The combination of a blood test and Fibroscan improves the non-invasive diagnosis of liver fibrosis.

BACKGROUND AND AIMS

Blood tests and liver stiffness evaluation (LSE) by ultrasonographic elastometry are accurate tools for diagnosing liver fibrosis. We evaluated whether their synchronous combination in new scores could improve the diagnostic accuracy and reduce liver biopsy requirement in algorithm.

METHODS

Three hundred and ninety patients with chronic liver disease of miscellaneous causes were included.
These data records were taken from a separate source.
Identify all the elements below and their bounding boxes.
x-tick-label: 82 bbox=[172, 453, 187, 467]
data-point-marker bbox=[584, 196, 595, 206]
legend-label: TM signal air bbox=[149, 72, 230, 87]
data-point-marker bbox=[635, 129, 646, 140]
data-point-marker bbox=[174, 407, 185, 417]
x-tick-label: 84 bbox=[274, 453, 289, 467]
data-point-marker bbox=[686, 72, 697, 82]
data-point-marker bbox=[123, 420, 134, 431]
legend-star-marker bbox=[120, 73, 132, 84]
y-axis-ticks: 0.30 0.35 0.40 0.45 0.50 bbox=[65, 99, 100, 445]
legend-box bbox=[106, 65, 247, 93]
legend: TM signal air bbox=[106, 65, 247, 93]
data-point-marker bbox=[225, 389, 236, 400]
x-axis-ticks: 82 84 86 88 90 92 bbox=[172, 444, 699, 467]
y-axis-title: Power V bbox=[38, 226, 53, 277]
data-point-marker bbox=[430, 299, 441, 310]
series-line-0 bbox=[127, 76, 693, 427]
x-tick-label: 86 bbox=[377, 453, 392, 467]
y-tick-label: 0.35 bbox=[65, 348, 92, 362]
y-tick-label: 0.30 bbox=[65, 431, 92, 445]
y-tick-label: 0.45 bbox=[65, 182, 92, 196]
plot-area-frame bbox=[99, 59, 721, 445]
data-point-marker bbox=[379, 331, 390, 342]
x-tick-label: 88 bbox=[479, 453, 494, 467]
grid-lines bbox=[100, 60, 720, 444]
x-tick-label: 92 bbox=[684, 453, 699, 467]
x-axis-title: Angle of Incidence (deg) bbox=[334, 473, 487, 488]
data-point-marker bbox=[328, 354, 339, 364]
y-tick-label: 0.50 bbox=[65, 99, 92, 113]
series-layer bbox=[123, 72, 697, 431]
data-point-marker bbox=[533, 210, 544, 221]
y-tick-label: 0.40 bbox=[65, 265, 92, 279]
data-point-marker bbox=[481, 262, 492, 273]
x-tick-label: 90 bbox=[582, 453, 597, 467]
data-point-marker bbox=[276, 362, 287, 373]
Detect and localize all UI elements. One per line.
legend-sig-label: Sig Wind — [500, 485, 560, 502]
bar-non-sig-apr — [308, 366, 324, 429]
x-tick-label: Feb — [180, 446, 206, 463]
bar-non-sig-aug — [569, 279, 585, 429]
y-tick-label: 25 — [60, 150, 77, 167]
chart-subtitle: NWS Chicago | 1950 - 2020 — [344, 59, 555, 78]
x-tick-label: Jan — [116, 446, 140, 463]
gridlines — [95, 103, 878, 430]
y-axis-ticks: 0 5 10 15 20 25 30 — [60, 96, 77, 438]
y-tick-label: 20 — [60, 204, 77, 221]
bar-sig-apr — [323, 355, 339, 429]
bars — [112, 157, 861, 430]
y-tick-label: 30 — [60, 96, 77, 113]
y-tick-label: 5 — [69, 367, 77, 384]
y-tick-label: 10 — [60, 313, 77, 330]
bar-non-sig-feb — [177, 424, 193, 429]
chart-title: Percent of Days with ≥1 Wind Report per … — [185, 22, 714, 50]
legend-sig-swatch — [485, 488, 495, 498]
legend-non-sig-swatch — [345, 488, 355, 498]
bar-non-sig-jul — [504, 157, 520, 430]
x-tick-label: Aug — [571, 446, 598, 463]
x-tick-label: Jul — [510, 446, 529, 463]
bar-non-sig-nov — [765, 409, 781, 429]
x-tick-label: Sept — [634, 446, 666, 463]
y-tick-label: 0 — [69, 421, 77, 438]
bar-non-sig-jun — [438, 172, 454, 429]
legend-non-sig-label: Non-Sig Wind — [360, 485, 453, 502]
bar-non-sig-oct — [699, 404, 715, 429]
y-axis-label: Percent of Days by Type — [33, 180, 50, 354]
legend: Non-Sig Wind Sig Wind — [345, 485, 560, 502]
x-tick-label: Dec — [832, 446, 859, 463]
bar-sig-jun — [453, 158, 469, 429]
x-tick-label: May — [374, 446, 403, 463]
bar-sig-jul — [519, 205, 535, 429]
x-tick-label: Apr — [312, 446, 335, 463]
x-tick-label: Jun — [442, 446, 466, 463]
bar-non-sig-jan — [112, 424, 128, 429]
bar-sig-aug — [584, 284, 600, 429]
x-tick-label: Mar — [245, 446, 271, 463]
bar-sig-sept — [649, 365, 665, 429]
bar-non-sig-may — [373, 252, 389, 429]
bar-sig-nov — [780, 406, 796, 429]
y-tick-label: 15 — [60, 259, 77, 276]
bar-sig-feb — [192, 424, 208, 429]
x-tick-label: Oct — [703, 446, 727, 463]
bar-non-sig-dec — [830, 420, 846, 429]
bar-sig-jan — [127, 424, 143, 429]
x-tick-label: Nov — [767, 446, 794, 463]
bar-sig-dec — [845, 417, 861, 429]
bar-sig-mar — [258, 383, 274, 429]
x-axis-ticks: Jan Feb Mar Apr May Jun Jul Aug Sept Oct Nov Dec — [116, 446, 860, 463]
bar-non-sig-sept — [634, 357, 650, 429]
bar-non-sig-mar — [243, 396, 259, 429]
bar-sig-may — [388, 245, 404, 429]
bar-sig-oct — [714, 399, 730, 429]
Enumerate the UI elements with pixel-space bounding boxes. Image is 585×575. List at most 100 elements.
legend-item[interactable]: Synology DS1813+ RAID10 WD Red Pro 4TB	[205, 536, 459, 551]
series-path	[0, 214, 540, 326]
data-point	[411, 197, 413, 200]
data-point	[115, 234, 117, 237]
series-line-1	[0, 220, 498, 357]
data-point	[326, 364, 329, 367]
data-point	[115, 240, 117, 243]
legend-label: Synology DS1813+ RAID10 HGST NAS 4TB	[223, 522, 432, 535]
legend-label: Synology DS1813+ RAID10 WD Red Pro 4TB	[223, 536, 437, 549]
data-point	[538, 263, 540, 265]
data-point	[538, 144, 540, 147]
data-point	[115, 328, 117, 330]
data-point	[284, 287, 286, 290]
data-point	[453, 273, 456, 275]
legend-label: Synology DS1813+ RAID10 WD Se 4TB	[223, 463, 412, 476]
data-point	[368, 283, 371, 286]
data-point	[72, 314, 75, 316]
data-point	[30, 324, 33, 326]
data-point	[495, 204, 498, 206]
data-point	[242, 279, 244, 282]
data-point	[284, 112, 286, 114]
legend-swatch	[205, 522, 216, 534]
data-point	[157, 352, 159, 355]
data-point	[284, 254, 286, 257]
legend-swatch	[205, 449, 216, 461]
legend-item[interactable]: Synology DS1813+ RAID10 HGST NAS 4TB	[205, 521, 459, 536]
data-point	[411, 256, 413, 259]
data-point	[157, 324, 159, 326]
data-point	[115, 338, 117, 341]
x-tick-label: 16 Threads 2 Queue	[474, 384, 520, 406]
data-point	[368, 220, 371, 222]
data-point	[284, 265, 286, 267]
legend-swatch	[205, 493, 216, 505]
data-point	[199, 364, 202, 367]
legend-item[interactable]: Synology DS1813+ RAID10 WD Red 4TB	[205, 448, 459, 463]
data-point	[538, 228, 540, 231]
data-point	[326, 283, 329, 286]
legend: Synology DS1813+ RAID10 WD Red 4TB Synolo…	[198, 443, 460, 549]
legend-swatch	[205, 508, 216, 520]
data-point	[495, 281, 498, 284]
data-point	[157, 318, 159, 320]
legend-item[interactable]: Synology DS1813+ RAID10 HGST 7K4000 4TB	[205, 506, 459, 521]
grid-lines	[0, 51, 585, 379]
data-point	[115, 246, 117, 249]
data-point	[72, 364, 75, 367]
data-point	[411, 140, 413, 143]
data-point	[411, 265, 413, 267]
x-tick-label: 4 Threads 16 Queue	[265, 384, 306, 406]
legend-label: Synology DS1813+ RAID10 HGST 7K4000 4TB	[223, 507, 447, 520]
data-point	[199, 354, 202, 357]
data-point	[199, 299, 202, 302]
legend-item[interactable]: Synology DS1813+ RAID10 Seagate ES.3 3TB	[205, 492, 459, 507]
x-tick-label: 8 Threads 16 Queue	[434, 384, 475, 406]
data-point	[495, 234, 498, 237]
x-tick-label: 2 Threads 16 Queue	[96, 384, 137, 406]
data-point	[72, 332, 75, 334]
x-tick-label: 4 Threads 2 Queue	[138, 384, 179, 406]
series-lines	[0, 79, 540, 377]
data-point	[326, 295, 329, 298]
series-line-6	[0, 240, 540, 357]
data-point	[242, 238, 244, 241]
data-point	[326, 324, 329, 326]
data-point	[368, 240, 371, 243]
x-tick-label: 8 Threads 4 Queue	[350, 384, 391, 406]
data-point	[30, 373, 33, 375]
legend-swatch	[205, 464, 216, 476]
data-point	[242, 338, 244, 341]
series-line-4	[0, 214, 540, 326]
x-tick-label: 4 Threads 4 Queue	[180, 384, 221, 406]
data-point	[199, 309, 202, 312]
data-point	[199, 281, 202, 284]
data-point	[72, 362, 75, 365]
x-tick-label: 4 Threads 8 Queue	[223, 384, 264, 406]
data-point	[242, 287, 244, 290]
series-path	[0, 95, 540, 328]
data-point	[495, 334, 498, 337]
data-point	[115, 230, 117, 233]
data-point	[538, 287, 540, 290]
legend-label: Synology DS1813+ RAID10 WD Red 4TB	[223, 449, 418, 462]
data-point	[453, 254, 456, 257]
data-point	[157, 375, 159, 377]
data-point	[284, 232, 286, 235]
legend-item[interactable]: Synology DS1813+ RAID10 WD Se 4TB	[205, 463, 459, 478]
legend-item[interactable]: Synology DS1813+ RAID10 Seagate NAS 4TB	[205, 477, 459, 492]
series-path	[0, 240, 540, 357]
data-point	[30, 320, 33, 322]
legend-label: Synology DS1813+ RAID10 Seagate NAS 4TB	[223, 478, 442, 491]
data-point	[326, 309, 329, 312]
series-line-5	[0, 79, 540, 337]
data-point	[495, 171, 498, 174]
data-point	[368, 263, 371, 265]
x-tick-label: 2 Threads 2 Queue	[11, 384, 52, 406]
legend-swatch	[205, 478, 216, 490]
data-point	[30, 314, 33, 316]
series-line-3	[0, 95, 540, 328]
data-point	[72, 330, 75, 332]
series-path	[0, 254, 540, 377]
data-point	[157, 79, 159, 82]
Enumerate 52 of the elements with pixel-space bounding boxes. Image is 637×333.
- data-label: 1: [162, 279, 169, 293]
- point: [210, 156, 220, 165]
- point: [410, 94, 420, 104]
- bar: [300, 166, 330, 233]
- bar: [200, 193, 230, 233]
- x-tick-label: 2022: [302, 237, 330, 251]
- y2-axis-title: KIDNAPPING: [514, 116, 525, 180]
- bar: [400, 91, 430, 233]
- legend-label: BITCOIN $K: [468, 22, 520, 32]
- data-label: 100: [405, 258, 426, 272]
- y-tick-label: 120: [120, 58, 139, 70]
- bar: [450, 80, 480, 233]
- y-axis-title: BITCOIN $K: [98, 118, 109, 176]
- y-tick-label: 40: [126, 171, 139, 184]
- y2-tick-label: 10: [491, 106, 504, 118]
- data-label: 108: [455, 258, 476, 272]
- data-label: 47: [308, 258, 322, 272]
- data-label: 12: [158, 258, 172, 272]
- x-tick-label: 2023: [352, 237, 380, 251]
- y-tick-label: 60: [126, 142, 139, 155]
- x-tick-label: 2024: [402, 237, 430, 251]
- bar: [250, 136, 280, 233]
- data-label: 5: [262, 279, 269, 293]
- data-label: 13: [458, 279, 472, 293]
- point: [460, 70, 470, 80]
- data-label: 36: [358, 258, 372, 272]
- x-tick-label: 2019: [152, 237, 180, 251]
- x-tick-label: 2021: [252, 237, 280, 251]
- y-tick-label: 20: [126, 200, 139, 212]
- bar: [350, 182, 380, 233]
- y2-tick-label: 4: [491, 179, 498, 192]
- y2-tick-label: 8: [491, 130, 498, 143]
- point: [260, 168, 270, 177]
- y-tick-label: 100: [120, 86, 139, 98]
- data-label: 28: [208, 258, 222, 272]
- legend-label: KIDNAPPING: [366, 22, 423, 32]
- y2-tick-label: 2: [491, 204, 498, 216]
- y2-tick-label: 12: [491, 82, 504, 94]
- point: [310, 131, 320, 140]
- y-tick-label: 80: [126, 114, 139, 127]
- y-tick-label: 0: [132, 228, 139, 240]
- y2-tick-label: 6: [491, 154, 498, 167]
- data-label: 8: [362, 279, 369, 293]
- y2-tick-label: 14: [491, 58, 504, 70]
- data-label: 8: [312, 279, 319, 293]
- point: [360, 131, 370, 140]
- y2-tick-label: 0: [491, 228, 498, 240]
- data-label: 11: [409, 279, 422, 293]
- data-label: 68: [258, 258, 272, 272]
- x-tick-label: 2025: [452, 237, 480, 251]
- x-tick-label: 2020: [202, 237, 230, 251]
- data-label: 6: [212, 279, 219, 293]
Five blood fibrosis tests were evaluated: APRI, FIB-4, Hepascore, Fibrotest and FibroMeter. The reference was fibrosis Metavir staging.

RESULTS

Diagnosis of significant fibrosis (Metavir F>or=2). The most accurate synchronous combination was FibroMeter+LSE, which provided a significantly higher area under the receiver operating characteristic curve (0.892) than LSE alone (0.867, P=0.011) or Fibrometer (0.834, P<10(-3)). An algorithm using the FibroMeter+LSE combination and then a liver biopsy in indeterminate cases had 91.9% diagnostic accuracy and required significantly fewer biopsies (20.2%) than previously published Bordeaux algorithm (28.6%, P=0.02) or sequential algorithm for fibrosis evaluation (SAFE) (55.7%, P<10(-3)). The Angers algorithm performance was not significantly different between viral hepatitis and other causes. Diagnosis of cirrhosis. The most accurate synchronous combination was LSE+FibroMeter, which provided >or=90% predictive values for cirrhosis in 90.6% of patients vs 87.4% for LSE (P=0.02) and 57.9% for FibroMeter (P<10(-3)). An algorithm including the LSE+FibroMeter combination, and then a liver biopsy in indeterminate cases, had a significantly higher diagnostic accuracy than the SAFE algorithm (91.0 vs 79.8%, P<10(-3)), and required significantly fewer biopsies than the Bordeaux algorithm (9.3 vs 25.3%, P<10(-3)).

CONCLUSION

The synchronous combination of a blood test plus LSE improves the accuracy of the non-invasive diagnosis of liver fibrosis and, consequently, markedly decreases the biopsy requirement in the diagnostic algorithm, notably to <10% in cirrhosis diagnosis.